St. Louis Federal Reserve President Alberto Musalem said the Fed doesn’t need to cut interest rates any further right now. He explained that cuts should only happen if inflation drops faster than expected or if the job market begins to weaken.
Musalem: Current Interest Rate Is Already Neutral
In prepared remarks for an event at the University of Arkansas, Musalem said the current policy rate range of 3.50% to 3.75% is now at a neutral level. That means it is neither pushing the economy forward nor slowing it down.
He added that the economy is still expected to grow above its long term trend. Because of that, he doesn’t believe more monetary support is needed at this stage.
Economic “Tailwinds” Reduce the Need for Stimulus
Musalem pointed out that the economy is already getting support from other areas. He said credit conditions and fiscal policy are acting like “tailwinds” that help growth.
With those supports already in place, he warned that lowering rates too much could push policy into an overly supportive position.
Inflation Still Above Target, Risks Remain
Musalem said inflation is still running around one percentage point above the Fed’s 2% goal. While he expects inflation to keep moving down toward the target, he also noted that there is still a chance inflation could remain stubborn.

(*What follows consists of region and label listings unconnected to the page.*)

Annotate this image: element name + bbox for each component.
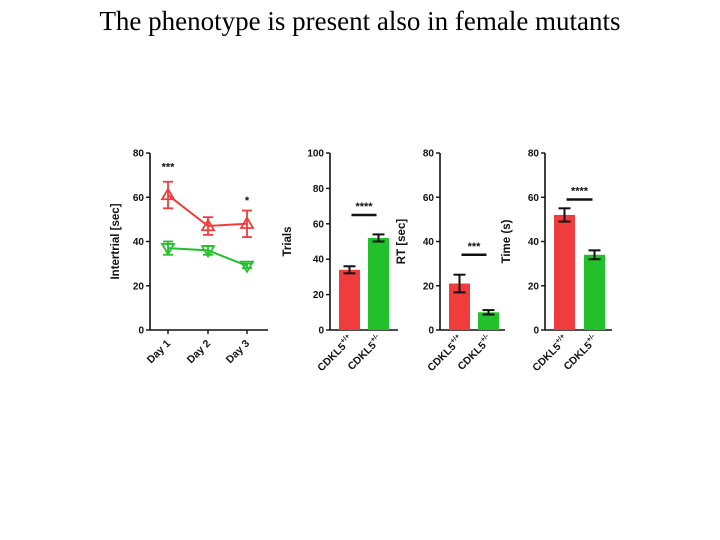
y-tick-label: 40 — [528, 237, 540, 248]
x-tick-superscript: +/+ — [554, 333, 566, 345]
x-tick-label: CDKL5+/- — [455, 332, 495, 372]
x-tick-superscript: +/- — [370, 332, 381, 343]
bar — [478, 312, 499, 330]
bar — [554, 214, 575, 330]
y-tick-label: 100 — [307, 149, 324, 160]
data-point — [160, 243, 176, 256]
y-tick-label: 60 — [423, 193, 435, 204]
data-point — [160, 187, 176, 201]
y-tick-label: 80 — [423, 149, 435, 160]
y-tick-label: 0 — [318, 326, 324, 337]
y-tick-label: 20 — [133, 281, 145, 292]
data-point — [200, 218, 216, 232]
y-tick-label: 40 — [423, 237, 435, 248]
y-tick-label: 60 — [313, 219, 325, 230]
y-tick-label: 0 — [533, 326, 539, 337]
significance-marker: *** — [468, 241, 482, 253]
y-tick-label: 0 — [138, 326, 144, 337]
data-point — [239, 216, 255, 229]
significance-marker: * — [245, 195, 250, 207]
y-tick-label: 80 — [313, 184, 325, 195]
x-tick-superscript: +/+ — [339, 333, 351, 345]
x-tick-superscript: +/- — [480, 332, 491, 343]
bar — [449, 283, 470, 330]
slide-title: The phenotype is present also in female … — [99, 6, 621, 36]
significance-marker: *** — [162, 162, 176, 174]
y-axis-label: Trials — [282, 226, 294, 256]
x-tick-label: Day 3 — [224, 338, 252, 366]
y-tick-label: 60 — [528, 193, 540, 204]
y-tick-label: 20 — [528, 281, 540, 292]
x-tick-label: Day 1 — [145, 338, 173, 366]
y-tick-label: 80 — [133, 149, 145, 160]
x-tick-superscript: +/- — [586, 332, 597, 343]
y-tick-label: 80 — [528, 149, 540, 160]
y-tick-label: 40 — [133, 237, 145, 248]
y-tick-label: 20 — [313, 290, 325, 301]
y-axis-label: Time (s) — [501, 219, 513, 263]
data-point — [200, 245, 216, 259]
y-axis-label: RT [sec] — [396, 219, 408, 265]
x-tick-superscript: +/+ — [449, 333, 461, 345]
chart-panel-1: 0 20 40 60 80 Intertrial [sec] Day 1 Day 2 Day 3… — [110, 149, 268, 366]
x-tick-label: CDKL5+/- — [345, 332, 385, 372]
y-tick-label: 20 — [423, 281, 435, 292]
y-tick-label: 40 — [313, 255, 325, 266]
bar — [368, 237, 389, 330]
series-1 — [160, 180, 255, 238]
x-tick-label: CDKL5+/- — [561, 332, 601, 372]
data-point — [239, 260, 255, 274]
y-axis-label: Intertrial [sec] — [110, 203, 122, 279]
significance-marker: **** — [355, 201, 373, 213]
significance-marker: **** — [571, 185, 589, 197]
y-tick-label: 0 — [428, 326, 434, 337]
bar — [339, 269, 360, 330]
x-tick-label: Day 2 — [185, 338, 213, 366]
y-tick-label: 60 — [133, 193, 145, 204]
series-2 — [160, 240, 255, 274]
bar — [584, 254, 605, 330]
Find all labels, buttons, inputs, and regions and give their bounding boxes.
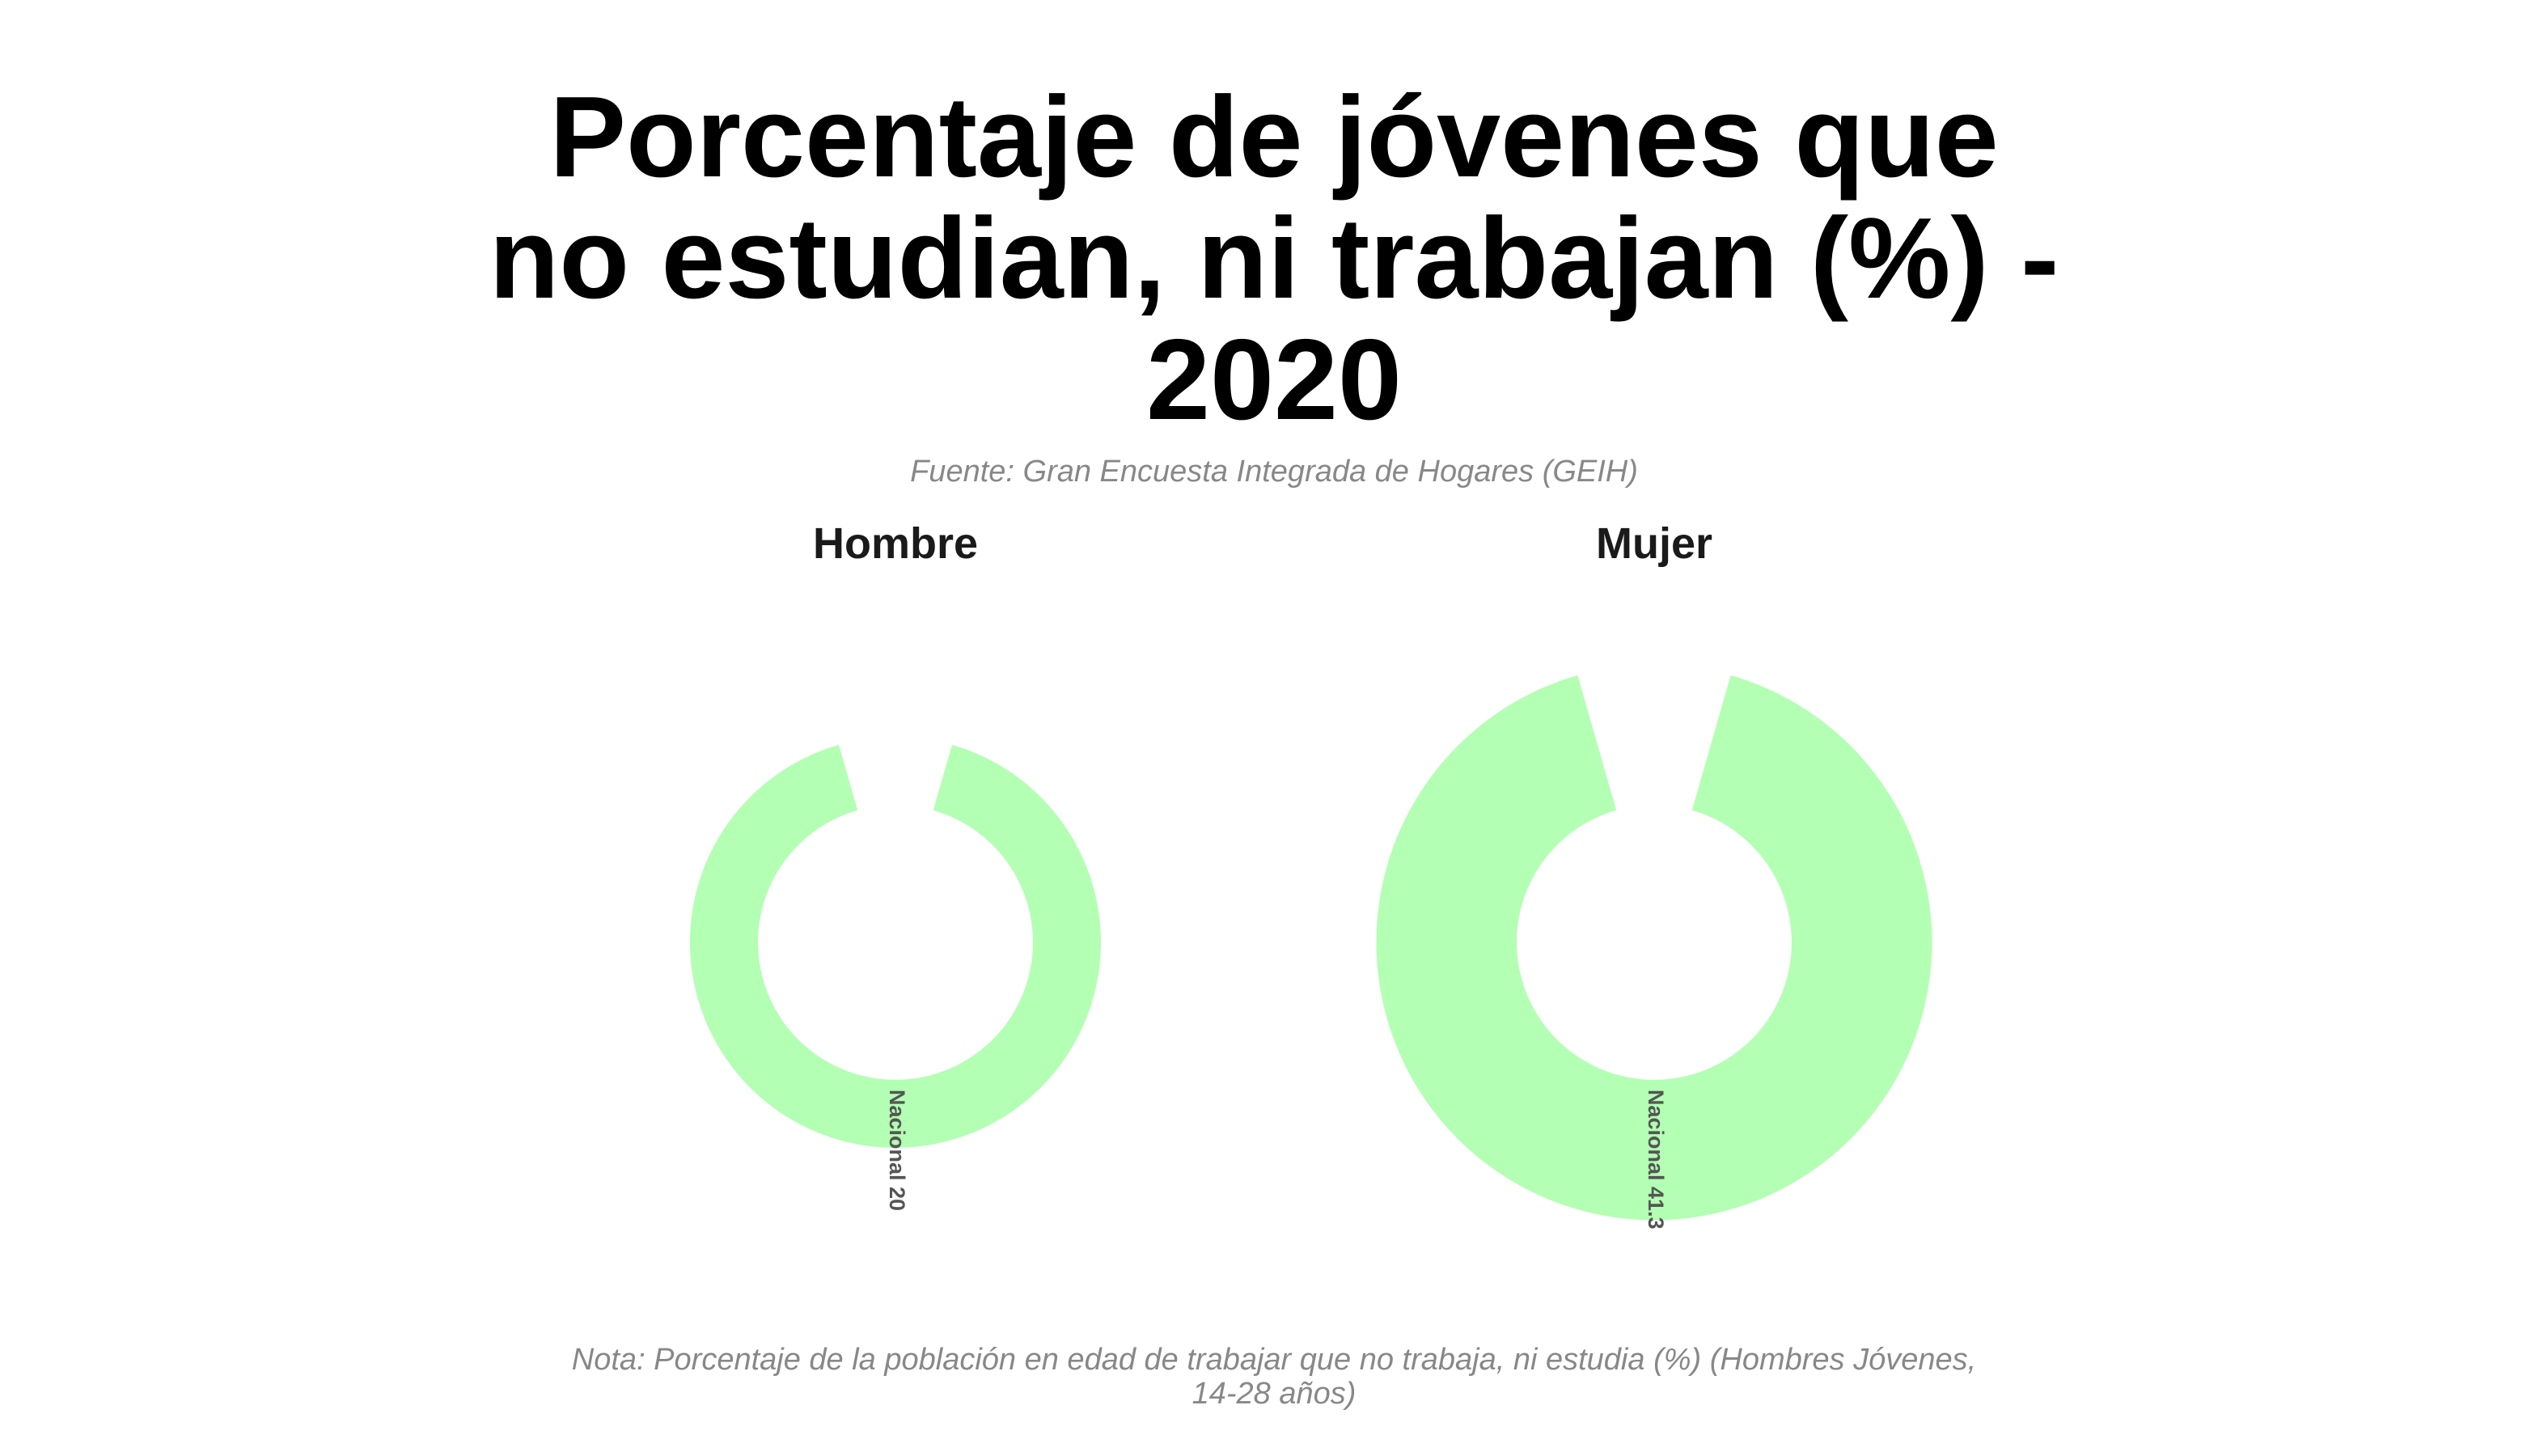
chart-note: Nota: Porcentaje de la población en edad… bbox=[566, 1343, 1982, 1411]
panel-mujer: Mujer Nacional 41.3 bbox=[1377, 519, 1932, 1230]
panel-title: Mujer bbox=[1596, 519, 1712, 568]
panel-title: Hombre bbox=[813, 519, 978, 568]
panel-hombre: Hombre Nacional 20 bbox=[690, 519, 1101, 1211]
ring-bar-nacional bbox=[690, 745, 1101, 1148]
bar-label: Nacional 41.3 bbox=[1644, 1090, 1668, 1230]
bar-label: Nacional 20 bbox=[885, 1090, 909, 1211]
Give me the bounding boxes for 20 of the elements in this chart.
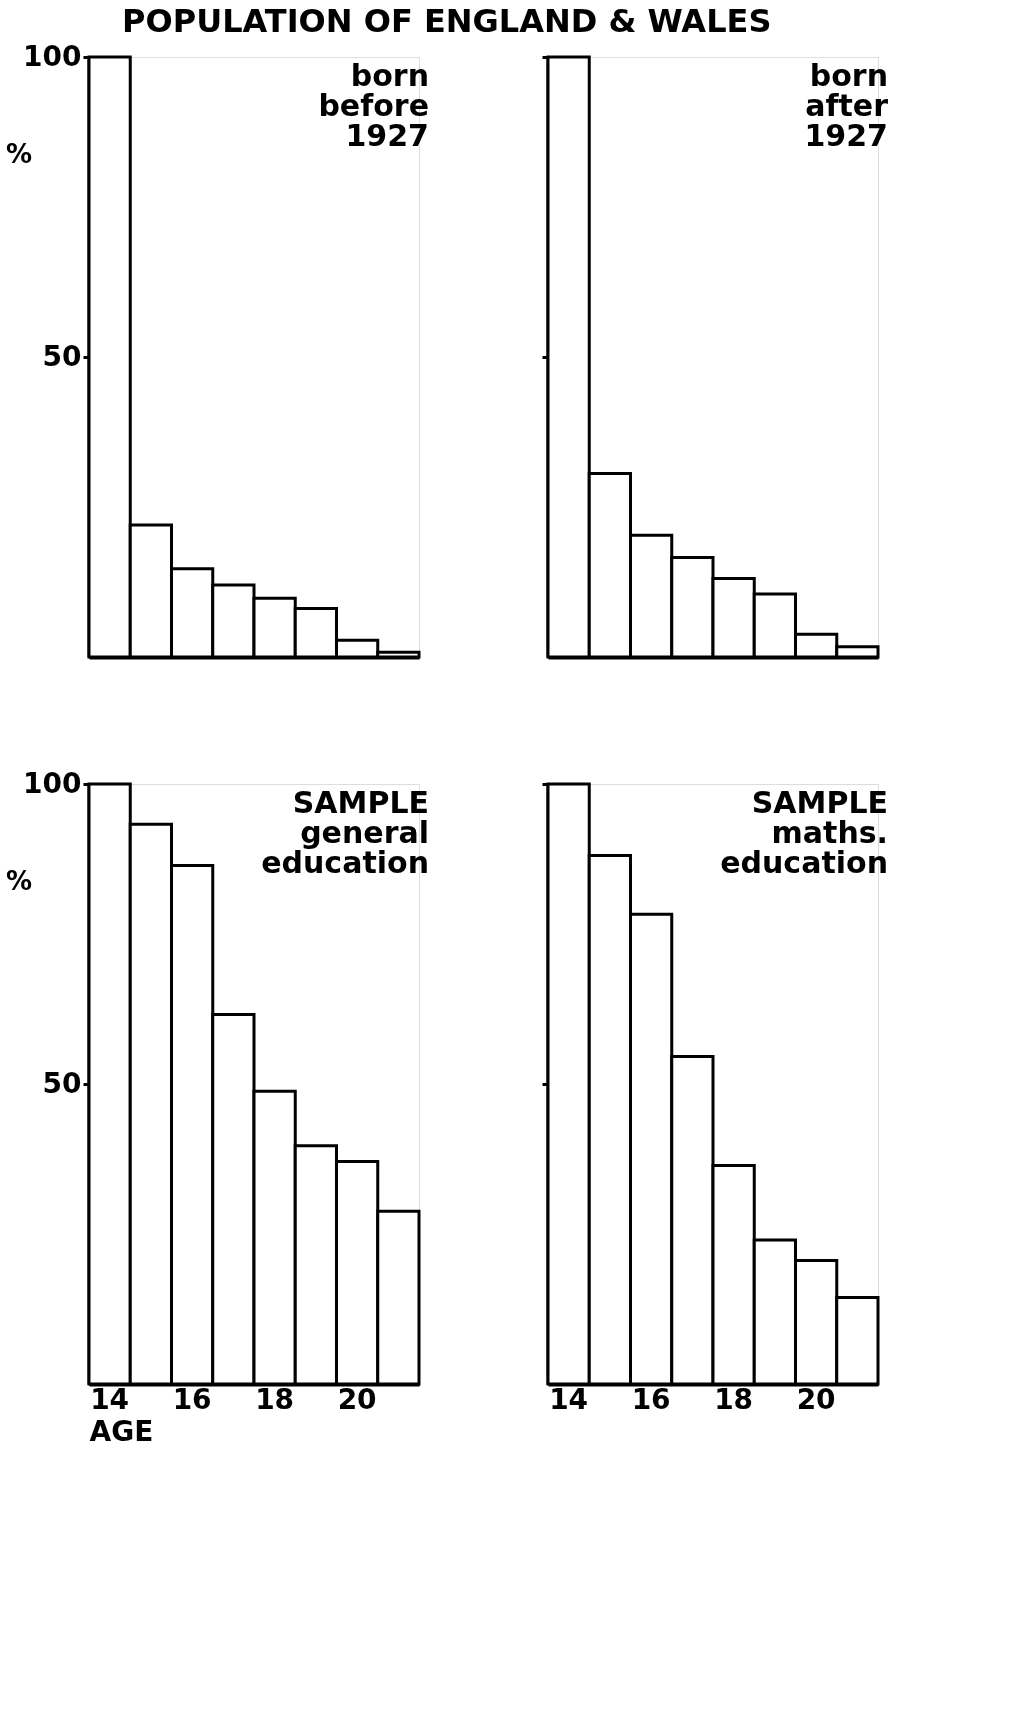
y-axis-title: % <box>6 138 33 169</box>
x-tick-label: 18 <box>714 1382 754 1416</box>
x-tick-label: 14 <box>549 1382 589 1416</box>
chart-title: POPULATION OF ENGLAND & WALES <box>122 1 772 40</box>
annotation: born after 1927 <box>804 58 889 153</box>
x-tick-label: 16 <box>172 1382 212 1416</box>
x-tick-label: 14 <box>90 1382 130 1416</box>
annotation: SAMPLE general education <box>261 785 429 880</box>
y-tick-label: 100 <box>23 39 82 73</box>
y-tick-label: 50 <box>42 339 82 373</box>
annotation: born before 1927 <box>318 58 429 153</box>
y-tick-label: 50 <box>42 1066 82 1100</box>
y-axis-title: % <box>6 865 33 896</box>
annotation: SAMPLE maths. education <box>720 785 888 880</box>
x-tick-label: 20 <box>796 1382 836 1416</box>
x-tick-label: 16 <box>631 1382 671 1416</box>
x-tick-label: 20 <box>337 1382 377 1416</box>
y-tick-label: 100 <box>23 766 82 800</box>
x-tick-label: 18 <box>255 1382 295 1416</box>
x-axis-title: AGE <box>89 1414 154 1448</box>
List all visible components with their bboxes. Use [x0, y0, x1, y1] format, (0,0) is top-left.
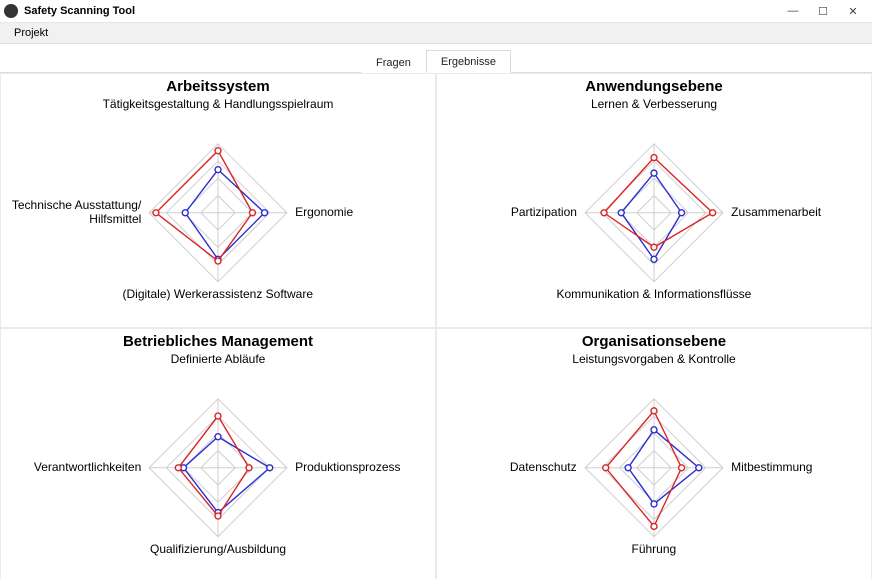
series-red-marker [679, 464, 685, 470]
radar-wrap: Produktionsprozess Qualifizierung/Ausbild… [1, 366, 435, 579]
panel-0: Arbeitssystem Tätigkeitsgestaltung & Hand… [0, 73, 436, 328]
window-title: Safety Scanning Tool [24, 5, 135, 17]
axis-label-left: Partizipation [511, 206, 577, 220]
maximize-button[interactable]: ☐ [808, 0, 838, 22]
minimize-button[interactable]: — [778, 0, 808, 22]
menubar: Projekt [0, 23, 872, 44]
series-red-marker [651, 155, 657, 161]
series-red-marker [215, 513, 221, 519]
series-red-marker [601, 210, 607, 216]
tabs: Fragen Ergebnisse [0, 44, 872, 73]
series-red-marker [249, 210, 255, 216]
panel-title: Anwendungsebene [585, 78, 723, 95]
series-red [178, 416, 249, 516]
series-blue-marker [262, 210, 268, 216]
axis-label-left: Datenschutz [510, 461, 577, 475]
series-blue-marker [651, 256, 657, 262]
axis-label-right: Zusammenarbeit [731, 206, 821, 220]
axis-label-bottom: Führung [632, 543, 677, 557]
axis-label-bottom: Qualifizierung/Ausbildung [150, 543, 286, 557]
axis-label-left: Technische Ausstattung/ Hilfsmittel [12, 199, 141, 227]
radar-wrap: Ergonomie (Digitale) Werkerassistenz Soft… [1, 111, 435, 327]
axis-label-top: Definierte Abläufe [171, 352, 266, 366]
panel-2: Betriebliches Management Definierte Abläu… [0, 328, 436, 579]
series-red-marker [246, 464, 252, 470]
menu-project[interactable]: Projekt [8, 25, 54, 41]
panel-title: Betriebliches Management [123, 333, 313, 350]
series-blue-marker [215, 167, 221, 173]
series-red-marker [153, 210, 159, 216]
axis-label-right: Ergonomie [295, 206, 353, 220]
series-blue-marker [651, 426, 657, 432]
panel-title: Organisationsebene [582, 333, 726, 350]
axis-label-right: Produktionsprozess [295, 461, 400, 475]
panel-title: Arbeitssystem [166, 78, 269, 95]
series-red-marker [651, 244, 657, 250]
axis-label-top: Tätigkeitsgestaltung & Handlungsspielrau… [103, 97, 334, 111]
tab-fragen[interactable]: Fragen [361, 51, 426, 73]
series-red-marker [175, 464, 181, 470]
radar-wrap: Mitbestimmung Führung Datenschutz [437, 366, 871, 579]
axis-label-bottom: Kommunikation & Informationsflüsse [557, 288, 752, 302]
axis-label-right: Mitbestimmung [731, 461, 812, 475]
axis-label-bottom: (Digitale) Werkerassistenz Software [123, 288, 314, 302]
series-blue-marker [696, 464, 702, 470]
series-blue-marker [182, 210, 188, 216]
axis-label-top: Leistungsvorgaben & Kontrolle [572, 352, 735, 366]
tab-ergebnisse[interactable]: Ergebnisse [426, 50, 511, 73]
series-blue-marker [267, 464, 273, 470]
series-red-marker [710, 210, 716, 216]
series-blue-marker [625, 464, 631, 470]
series-red-marker [215, 413, 221, 419]
chart-grid: Arbeitssystem Tätigkeitsgestaltung & Hand… [0, 73, 872, 579]
axis-label-left: Verantwortlichkeiten [34, 461, 141, 475]
app-icon [4, 4, 18, 18]
radar-wrap: Zusammenarbeit Kommunikation & Informatio… [437, 111, 871, 327]
series-red-marker [651, 523, 657, 529]
panel-1: AnwendungsebeneLernen & VerbesserungZusa… [436, 73, 872, 328]
series-blue-marker [215, 433, 221, 439]
series-blue-marker [618, 210, 624, 216]
series-red-marker [651, 407, 657, 413]
series-blue-marker [651, 170, 657, 176]
series-red-marker [603, 464, 609, 470]
series-blue [184, 436, 270, 512]
axis-label-top: Lernen & Verbesserung [591, 97, 717, 111]
series-red-marker [215, 148, 221, 154]
series-red [604, 158, 713, 248]
panel-3: Organisationsebene Leistungsvorgaben & Ko… [436, 328, 872, 579]
close-button[interactable]: ✕ [838, 0, 868, 22]
series-red-marker [215, 258, 221, 264]
series-blue-marker [651, 500, 657, 506]
series-blue-marker [679, 210, 685, 216]
titlebar: Safety Scanning Tool — ☐ ✕ [0, 0, 872, 23]
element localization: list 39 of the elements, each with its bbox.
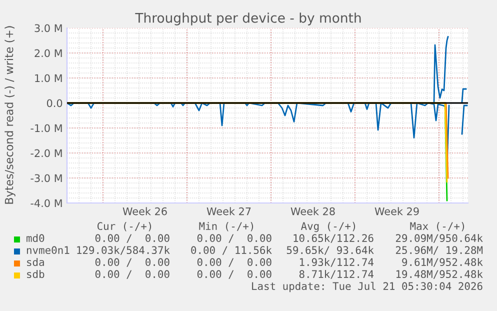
- text: 1.93k/112.74: [300, 258, 374, 267]
- legend-label: md0: [26, 234, 44, 242]
- chart-title: Throughput per device - by month: [135, 12, 361, 26]
- text: 29.09M/950.64k: [396, 234, 483, 243]
- y-tick-label: -1.0 M: [30, 124, 62, 132]
- text: 129.03k/584.37k: [77, 246, 170, 255]
- y-tick-label: 1.0 M: [35, 74, 62, 82]
- y-tick-label: -4.0 M: [30, 199, 62, 208]
- x-tick-label: Week 29: [374, 207, 419, 216]
- x-tick-label: Week 27: [206, 207, 251, 216]
- text: 0.00 / 0.00: [95, 258, 170, 267]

Because inflation is still above target, he believes it would be risky to cut rates into accommodative territory right now.
Job Market Risk Looks Lower Than Before
Musalem also said the risk of a major weakening in the job market has decreased. In his view, there is now less chance of a sharp drop in employment conditions.
That is another reason he doesn’t see an urgent need for additional rate cuts unless the labor market begins to show clear signs of trouble.